Em sua participação, Jos Barlow, da Universidade de Lancaster, do Reino Unido, destaca que, embora a média anual de temperatura e precipitação seja importante, o fator decisivo para o aumento do risco de incêndios na Amazônia são os eventos extremos — especialmente os períodos de seca intensa. E ressalta que as análises climáticas tradicionais utilizam valores médios anuais, mas essa abordagem esconde a gravidade das variações extremas. “Quando isolamos os períodos de seca extrema, percebemos que o aquecimento é muito maior do que o indicado pelas médias anuais”, avalia. 

Segundo ele, enquanto a tendência global aponta para um aumento médio de 0,2 °C por década, em regiões da Amazônia os extremos de temperatura já mostram aquecimento até cinco vezes maior. “Esse aumento de temperatura em períodos críticos tem impactos diretos sobre a floresta, inclusive em zonas consideradas historicamente resistentes ao fogo”, alerta.

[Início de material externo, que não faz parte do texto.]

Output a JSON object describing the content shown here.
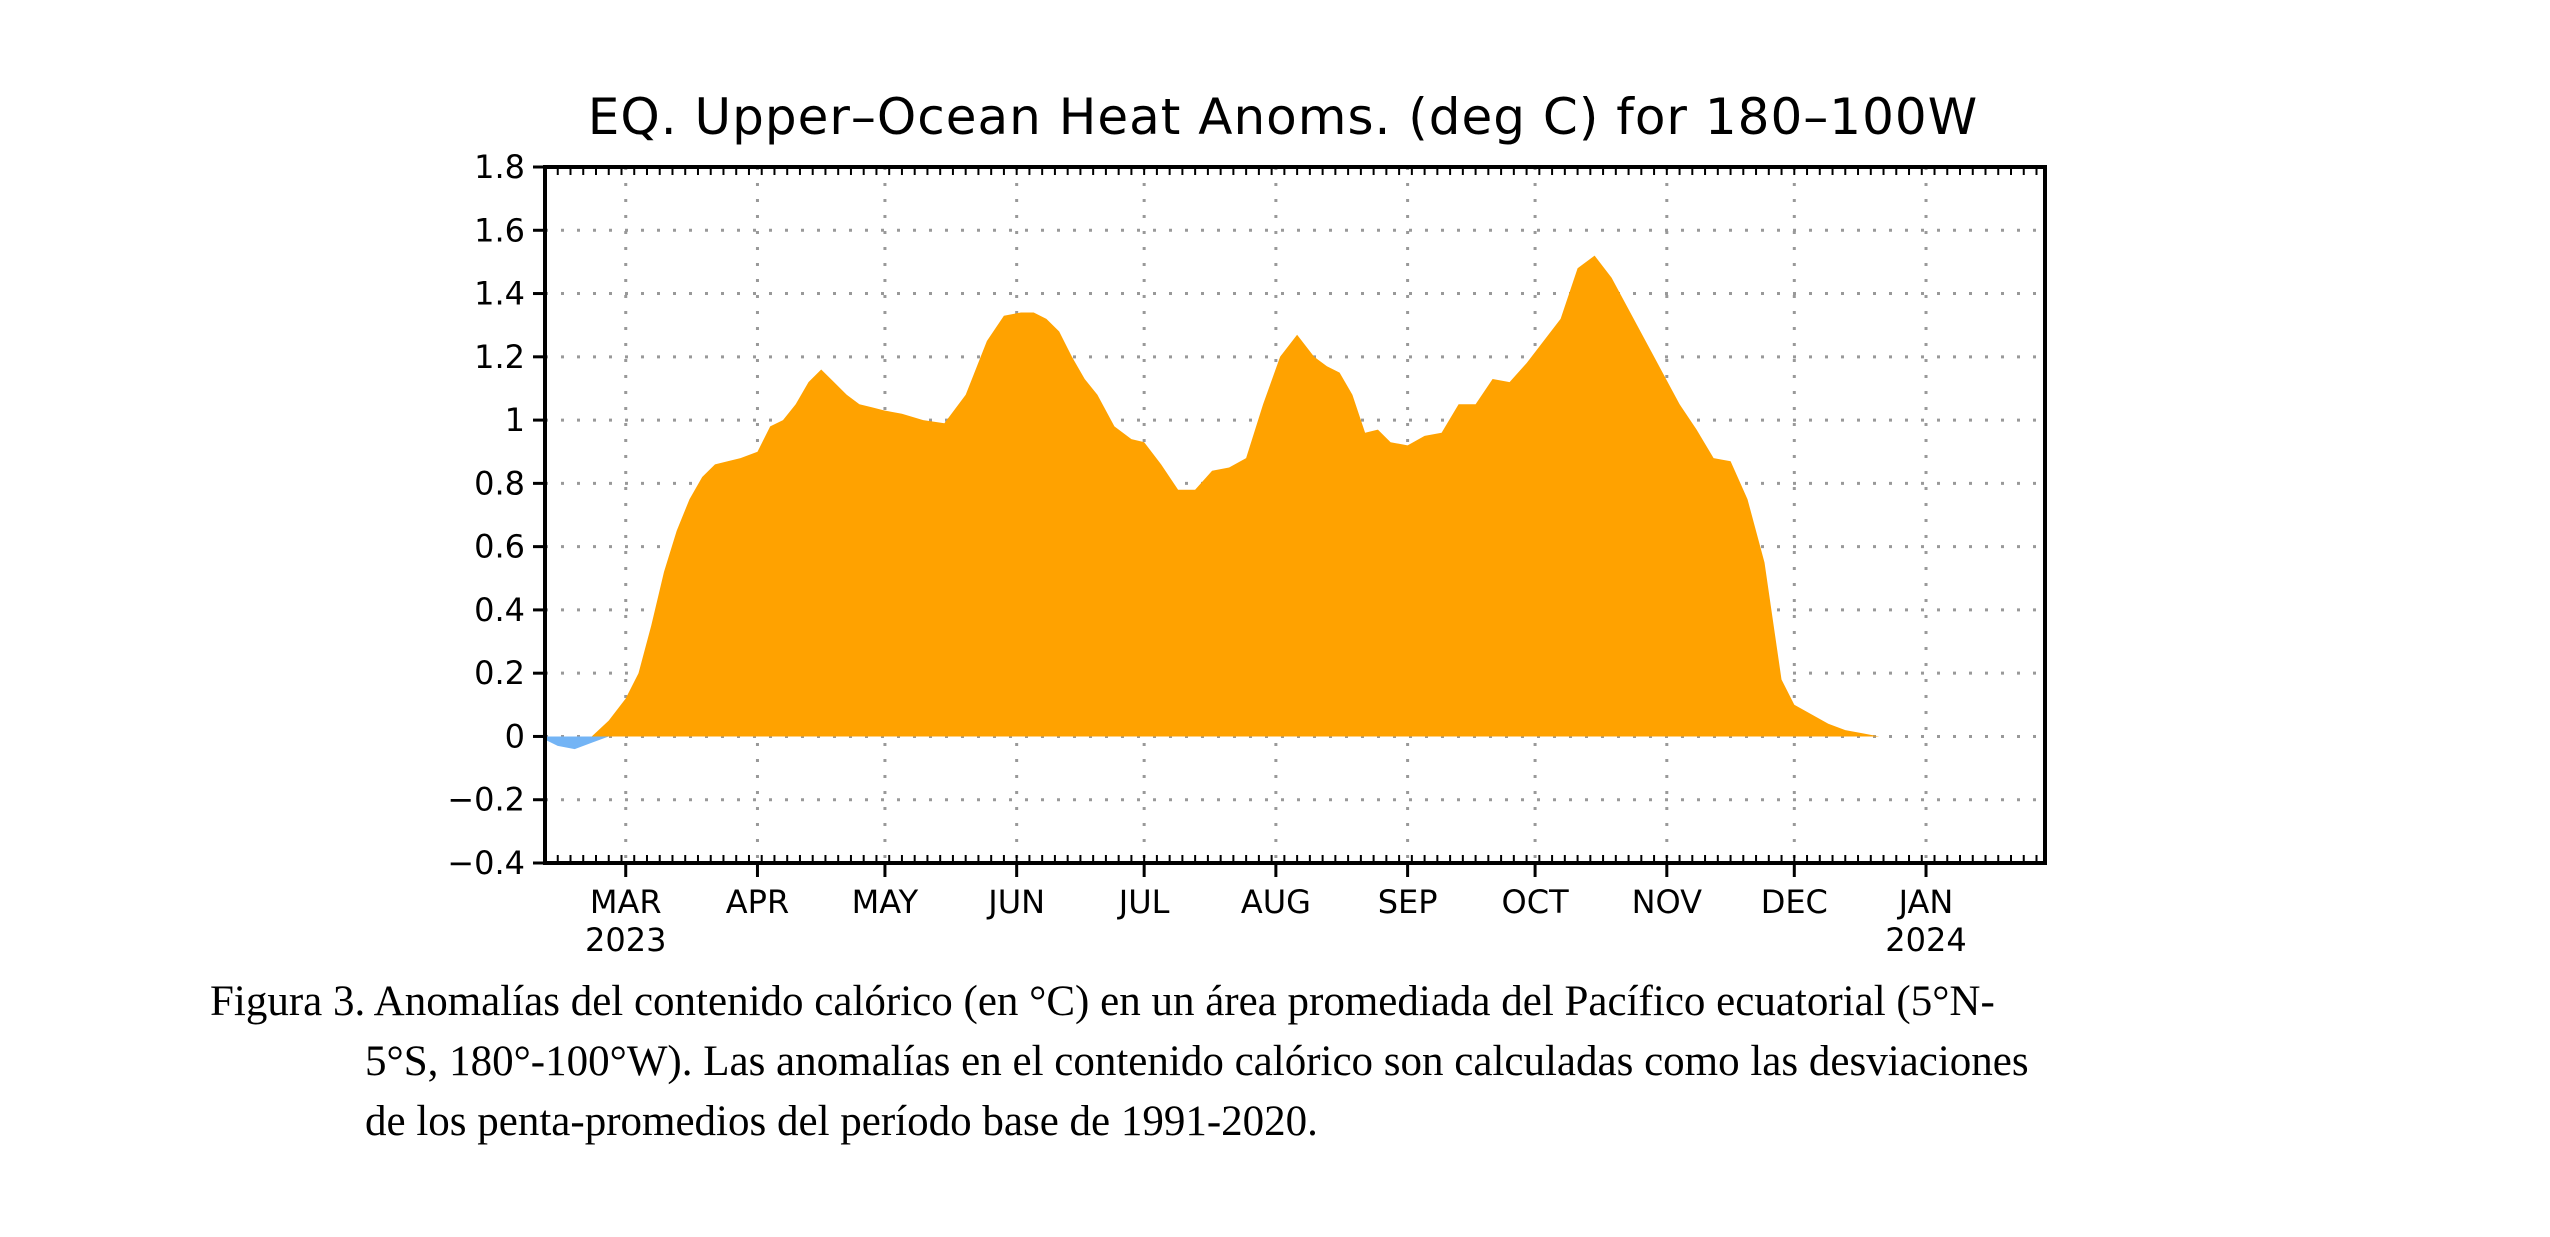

Durante sua exposição, Erika Berenguer pesquisadora da Universidade de Oxford, do Reino Unido, lembra que o fogo que hoje atinge a Amazônia não é um fenômeno natural, mas consequência direta da ação humana. Erika diz que normalmente  as queimadas começam fora da floresta, em áreas agrícolas ou desmatadas. No entanto, com o avanço das mudanças climáticas, o material combustível — como folhas secas e a camada superficial do solo — está cada vez mais ressecado, permitindo que o fogo se espalhe para o interior de florestas que historicamente não evoluíram para resistir às chamas. “Areas de floresta afetadas por incêndios tem implicações diretas para o clima, porque a maior parte do carbono da Amazônia está armazenada no tronco dessas árvores. Quando elas morrem, esse carbono volta à atmosfera, acelerando o aquecimento global”, afirma. 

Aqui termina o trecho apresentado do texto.